⚠️ Aviso: Este capítulo contém cenas explícitas de violência e trauma psicológico. Se você for sensível a este tema, recomendo cautela na leitura.
Capítulo 2: O Abismo
O som dos saltos de Clair ecoava nas ruas desertas, um ritmo nítido e confiante contra o silêncio da meia-noite. As luzes dos postes derramavam poças de um amarelo solitário sobre o asfalto úmido. Ela gostava do silêncio da cidade adormecida, da ordem que a noite impunha ao caos do dia.
O zumbido de um motor crescendo atrás dela quebrou o feitiço. Um carro velho e escuro diminuiu a velocidade, emparelhando com seu passo.
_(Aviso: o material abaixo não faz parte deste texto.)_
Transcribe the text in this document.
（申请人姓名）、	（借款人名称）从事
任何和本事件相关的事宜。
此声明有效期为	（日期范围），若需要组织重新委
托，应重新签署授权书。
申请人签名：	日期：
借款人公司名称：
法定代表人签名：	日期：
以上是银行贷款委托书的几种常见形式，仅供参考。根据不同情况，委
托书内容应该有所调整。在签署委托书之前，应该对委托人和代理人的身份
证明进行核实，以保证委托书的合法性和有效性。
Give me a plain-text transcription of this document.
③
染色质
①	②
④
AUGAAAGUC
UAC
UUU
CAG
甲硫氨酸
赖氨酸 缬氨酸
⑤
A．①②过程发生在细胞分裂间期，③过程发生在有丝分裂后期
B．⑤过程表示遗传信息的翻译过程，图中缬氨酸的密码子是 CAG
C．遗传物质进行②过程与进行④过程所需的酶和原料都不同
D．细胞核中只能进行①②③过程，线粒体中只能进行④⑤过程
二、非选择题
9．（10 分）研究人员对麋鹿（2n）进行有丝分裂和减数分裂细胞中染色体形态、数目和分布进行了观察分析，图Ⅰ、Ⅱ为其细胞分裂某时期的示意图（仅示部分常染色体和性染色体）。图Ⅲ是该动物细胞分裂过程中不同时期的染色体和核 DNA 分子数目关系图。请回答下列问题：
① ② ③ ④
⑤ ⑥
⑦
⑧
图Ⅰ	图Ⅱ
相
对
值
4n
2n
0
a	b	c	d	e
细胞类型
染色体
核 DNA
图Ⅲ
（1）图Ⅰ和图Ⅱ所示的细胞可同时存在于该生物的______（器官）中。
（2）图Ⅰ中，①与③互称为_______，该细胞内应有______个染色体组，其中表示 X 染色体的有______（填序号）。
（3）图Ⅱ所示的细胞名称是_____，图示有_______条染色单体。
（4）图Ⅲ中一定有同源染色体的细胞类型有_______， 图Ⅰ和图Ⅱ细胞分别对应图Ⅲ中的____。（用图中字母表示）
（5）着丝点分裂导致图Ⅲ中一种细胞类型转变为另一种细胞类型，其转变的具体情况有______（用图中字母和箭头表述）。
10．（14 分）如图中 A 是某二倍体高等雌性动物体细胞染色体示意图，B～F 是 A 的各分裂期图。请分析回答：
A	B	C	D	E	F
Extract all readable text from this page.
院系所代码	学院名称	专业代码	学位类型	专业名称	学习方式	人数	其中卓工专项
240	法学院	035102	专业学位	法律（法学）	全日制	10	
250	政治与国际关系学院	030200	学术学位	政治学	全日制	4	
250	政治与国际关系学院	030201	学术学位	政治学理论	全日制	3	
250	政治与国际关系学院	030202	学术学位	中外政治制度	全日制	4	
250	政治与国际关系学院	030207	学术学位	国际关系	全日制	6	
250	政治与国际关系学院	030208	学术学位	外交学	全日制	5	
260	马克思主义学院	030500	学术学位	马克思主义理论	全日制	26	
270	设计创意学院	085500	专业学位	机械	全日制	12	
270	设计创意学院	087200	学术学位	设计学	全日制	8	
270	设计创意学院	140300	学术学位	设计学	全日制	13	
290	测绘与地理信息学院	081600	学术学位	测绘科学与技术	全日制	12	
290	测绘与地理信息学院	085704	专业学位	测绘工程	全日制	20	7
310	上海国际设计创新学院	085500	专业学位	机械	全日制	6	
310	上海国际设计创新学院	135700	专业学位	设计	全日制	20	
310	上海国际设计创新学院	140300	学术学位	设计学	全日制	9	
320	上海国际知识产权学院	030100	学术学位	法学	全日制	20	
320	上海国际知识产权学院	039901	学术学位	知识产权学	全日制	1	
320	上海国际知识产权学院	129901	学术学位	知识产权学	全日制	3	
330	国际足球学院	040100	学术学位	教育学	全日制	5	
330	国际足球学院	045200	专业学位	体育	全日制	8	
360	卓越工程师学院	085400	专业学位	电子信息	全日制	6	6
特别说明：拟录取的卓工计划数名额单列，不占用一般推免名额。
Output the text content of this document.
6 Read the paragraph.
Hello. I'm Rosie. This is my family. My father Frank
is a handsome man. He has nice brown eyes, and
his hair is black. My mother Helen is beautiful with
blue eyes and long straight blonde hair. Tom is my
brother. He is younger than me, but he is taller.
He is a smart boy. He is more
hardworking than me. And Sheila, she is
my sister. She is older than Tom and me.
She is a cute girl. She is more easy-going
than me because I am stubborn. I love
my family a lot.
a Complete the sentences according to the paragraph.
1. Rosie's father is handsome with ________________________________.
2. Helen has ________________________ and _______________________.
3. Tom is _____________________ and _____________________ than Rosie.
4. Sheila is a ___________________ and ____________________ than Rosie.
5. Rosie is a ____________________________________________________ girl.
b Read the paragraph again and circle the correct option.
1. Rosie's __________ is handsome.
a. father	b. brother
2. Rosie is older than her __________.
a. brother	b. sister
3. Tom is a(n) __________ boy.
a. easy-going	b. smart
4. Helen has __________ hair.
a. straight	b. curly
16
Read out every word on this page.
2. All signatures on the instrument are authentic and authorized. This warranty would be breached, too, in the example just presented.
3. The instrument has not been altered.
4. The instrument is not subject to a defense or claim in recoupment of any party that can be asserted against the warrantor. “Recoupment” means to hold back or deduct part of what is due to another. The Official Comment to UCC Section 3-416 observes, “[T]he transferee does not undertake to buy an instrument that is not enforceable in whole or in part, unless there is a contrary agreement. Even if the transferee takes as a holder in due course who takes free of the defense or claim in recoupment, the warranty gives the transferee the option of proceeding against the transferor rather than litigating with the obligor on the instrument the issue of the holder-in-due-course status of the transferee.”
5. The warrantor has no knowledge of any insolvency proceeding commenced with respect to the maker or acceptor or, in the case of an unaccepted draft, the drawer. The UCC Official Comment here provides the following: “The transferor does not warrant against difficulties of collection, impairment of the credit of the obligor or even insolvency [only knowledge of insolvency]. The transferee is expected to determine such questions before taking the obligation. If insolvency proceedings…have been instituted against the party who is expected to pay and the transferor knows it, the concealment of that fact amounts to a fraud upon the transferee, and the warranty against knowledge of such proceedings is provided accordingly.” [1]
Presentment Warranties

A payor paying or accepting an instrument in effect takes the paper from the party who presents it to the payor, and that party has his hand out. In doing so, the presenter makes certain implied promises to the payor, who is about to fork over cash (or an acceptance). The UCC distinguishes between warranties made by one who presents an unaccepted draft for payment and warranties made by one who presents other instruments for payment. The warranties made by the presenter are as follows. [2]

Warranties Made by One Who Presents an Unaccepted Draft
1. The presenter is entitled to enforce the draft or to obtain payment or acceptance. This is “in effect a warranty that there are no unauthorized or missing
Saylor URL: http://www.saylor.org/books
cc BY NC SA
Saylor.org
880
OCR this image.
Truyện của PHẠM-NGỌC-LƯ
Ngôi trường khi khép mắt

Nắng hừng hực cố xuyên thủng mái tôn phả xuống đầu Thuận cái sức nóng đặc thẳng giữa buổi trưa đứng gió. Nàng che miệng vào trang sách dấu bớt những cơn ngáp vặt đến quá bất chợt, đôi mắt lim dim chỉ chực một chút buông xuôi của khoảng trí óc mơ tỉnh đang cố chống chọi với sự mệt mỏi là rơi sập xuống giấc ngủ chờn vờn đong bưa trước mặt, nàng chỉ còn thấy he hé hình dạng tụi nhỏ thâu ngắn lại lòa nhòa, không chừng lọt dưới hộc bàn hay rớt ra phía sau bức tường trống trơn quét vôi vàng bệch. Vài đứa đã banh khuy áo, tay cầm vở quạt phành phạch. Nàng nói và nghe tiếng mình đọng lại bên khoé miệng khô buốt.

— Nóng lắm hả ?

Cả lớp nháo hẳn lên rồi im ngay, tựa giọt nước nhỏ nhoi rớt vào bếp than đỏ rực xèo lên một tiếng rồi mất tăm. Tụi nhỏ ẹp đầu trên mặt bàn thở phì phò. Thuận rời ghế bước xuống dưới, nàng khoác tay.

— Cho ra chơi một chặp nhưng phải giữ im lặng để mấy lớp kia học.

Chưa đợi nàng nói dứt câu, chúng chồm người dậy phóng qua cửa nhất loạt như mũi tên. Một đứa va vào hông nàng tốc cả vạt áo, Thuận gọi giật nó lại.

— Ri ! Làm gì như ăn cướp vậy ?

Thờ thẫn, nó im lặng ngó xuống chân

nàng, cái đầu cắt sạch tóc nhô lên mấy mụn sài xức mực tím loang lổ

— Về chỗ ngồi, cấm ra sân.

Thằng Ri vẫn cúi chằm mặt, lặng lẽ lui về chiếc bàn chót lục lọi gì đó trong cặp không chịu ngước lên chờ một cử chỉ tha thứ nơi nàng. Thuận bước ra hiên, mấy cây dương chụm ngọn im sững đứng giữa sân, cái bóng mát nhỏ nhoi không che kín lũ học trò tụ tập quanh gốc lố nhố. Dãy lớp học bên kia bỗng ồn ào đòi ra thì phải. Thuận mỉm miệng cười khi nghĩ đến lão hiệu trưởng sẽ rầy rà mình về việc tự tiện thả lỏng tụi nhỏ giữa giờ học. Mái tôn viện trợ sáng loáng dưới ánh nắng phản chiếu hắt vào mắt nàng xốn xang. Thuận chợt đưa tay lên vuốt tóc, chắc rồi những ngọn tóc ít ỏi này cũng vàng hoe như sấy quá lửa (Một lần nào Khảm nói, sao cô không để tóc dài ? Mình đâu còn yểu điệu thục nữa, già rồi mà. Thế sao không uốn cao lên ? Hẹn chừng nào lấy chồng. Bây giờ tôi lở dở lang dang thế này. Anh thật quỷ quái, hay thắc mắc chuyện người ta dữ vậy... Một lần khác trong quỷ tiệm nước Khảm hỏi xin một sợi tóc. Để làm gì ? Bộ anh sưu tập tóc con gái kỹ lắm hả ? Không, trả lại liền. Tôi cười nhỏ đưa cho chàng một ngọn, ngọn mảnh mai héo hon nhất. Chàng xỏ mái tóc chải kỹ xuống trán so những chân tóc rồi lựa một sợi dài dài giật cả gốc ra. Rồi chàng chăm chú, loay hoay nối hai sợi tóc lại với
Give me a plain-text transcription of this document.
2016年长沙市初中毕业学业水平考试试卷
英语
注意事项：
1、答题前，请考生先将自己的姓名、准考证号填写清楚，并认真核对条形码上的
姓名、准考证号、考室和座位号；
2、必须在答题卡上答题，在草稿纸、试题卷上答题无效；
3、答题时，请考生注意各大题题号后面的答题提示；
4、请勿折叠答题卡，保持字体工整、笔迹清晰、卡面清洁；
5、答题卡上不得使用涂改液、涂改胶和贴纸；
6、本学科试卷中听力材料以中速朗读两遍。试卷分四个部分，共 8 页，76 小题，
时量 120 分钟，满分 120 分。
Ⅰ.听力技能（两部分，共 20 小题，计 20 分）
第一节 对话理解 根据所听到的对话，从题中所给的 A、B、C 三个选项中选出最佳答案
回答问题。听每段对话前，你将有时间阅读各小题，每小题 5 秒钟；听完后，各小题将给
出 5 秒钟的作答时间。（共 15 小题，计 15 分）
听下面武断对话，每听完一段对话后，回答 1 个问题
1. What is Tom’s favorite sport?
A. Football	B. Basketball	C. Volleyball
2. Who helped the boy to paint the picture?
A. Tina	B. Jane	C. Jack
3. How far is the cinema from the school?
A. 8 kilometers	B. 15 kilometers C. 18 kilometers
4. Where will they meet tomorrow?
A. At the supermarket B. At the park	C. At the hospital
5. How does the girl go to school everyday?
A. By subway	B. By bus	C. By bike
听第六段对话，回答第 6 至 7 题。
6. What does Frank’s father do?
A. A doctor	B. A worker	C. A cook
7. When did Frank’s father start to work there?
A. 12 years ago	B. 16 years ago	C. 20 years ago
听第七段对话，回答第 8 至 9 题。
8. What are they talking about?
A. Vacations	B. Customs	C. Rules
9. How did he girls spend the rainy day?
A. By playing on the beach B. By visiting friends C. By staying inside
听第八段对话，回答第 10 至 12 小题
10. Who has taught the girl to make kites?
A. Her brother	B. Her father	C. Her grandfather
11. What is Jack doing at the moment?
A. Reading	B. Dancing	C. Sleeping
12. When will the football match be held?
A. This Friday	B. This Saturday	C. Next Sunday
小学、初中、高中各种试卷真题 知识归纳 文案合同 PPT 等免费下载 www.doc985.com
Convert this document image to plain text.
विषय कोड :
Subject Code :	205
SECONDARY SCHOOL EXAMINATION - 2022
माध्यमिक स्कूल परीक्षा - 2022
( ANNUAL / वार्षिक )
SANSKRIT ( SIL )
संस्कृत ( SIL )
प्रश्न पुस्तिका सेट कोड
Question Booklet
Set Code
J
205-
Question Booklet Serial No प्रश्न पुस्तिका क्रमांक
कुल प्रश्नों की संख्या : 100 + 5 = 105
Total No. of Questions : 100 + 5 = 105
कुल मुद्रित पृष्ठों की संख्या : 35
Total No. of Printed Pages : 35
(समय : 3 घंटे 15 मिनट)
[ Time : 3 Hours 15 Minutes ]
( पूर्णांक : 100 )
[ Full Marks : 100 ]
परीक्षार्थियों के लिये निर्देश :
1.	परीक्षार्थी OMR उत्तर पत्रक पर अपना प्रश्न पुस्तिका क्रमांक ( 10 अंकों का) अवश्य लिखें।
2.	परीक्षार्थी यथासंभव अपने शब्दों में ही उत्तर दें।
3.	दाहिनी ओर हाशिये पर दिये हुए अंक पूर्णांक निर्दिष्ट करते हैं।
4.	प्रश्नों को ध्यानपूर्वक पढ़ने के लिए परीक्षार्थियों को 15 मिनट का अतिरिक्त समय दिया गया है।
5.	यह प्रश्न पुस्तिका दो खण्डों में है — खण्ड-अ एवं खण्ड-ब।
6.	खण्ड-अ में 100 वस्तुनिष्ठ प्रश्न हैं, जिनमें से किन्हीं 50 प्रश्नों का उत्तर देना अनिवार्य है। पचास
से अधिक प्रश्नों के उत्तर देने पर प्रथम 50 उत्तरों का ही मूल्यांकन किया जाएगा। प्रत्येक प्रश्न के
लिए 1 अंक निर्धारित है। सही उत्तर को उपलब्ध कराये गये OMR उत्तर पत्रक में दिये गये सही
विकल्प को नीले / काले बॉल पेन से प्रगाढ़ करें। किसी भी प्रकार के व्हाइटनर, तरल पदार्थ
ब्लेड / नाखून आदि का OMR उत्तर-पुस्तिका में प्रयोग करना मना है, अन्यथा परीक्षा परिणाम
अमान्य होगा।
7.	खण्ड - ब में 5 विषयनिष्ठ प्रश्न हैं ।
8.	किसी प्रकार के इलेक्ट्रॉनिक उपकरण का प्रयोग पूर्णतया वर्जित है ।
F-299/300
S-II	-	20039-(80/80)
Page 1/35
— Ei, gracinha. Quer uma carona? — A voz era oleosa, arrastada.
Clair não quebrou o passo, nem olhou diretamente para ele.
— Não, obrigada. Moro aqui perto.
O carro continuou a segui-la.
— Qual é o problema? Não precisa ter medo.
Ele insistiu, e então o som dos freios chiou. O carro parou abruptamente alguns metros à sua frente, bloqueando seu caminho. A porta se abriu e o homem saiu, grande e intimidador.
— Não quer dar uma volta? — disse com um sorriso presunçoso no rosto.
Clair parou. Não havia medo em sua postura, apenas uma irritação gelada.
— Não.
Ela tentou desviar, mas dele, agarrou seu braço. O toque era possessivo, a mão apertando com força.
— Vamos, princesa. Você vai gostar.
Foi um erro. O impulso em Clair foi elétrico, uma reação forjada em anos de autoconfiança e desprezo pela estupidez.
Ela se virou, a outra mão fechada em um punho compacto, e o lançou com todo o peso de seu corpo contra o rosto do homem. Houve um estalo úmido e satisfatório. Ele a soltou, cambaleando para trás com o nariz jorrando sangue, o em choque e dor.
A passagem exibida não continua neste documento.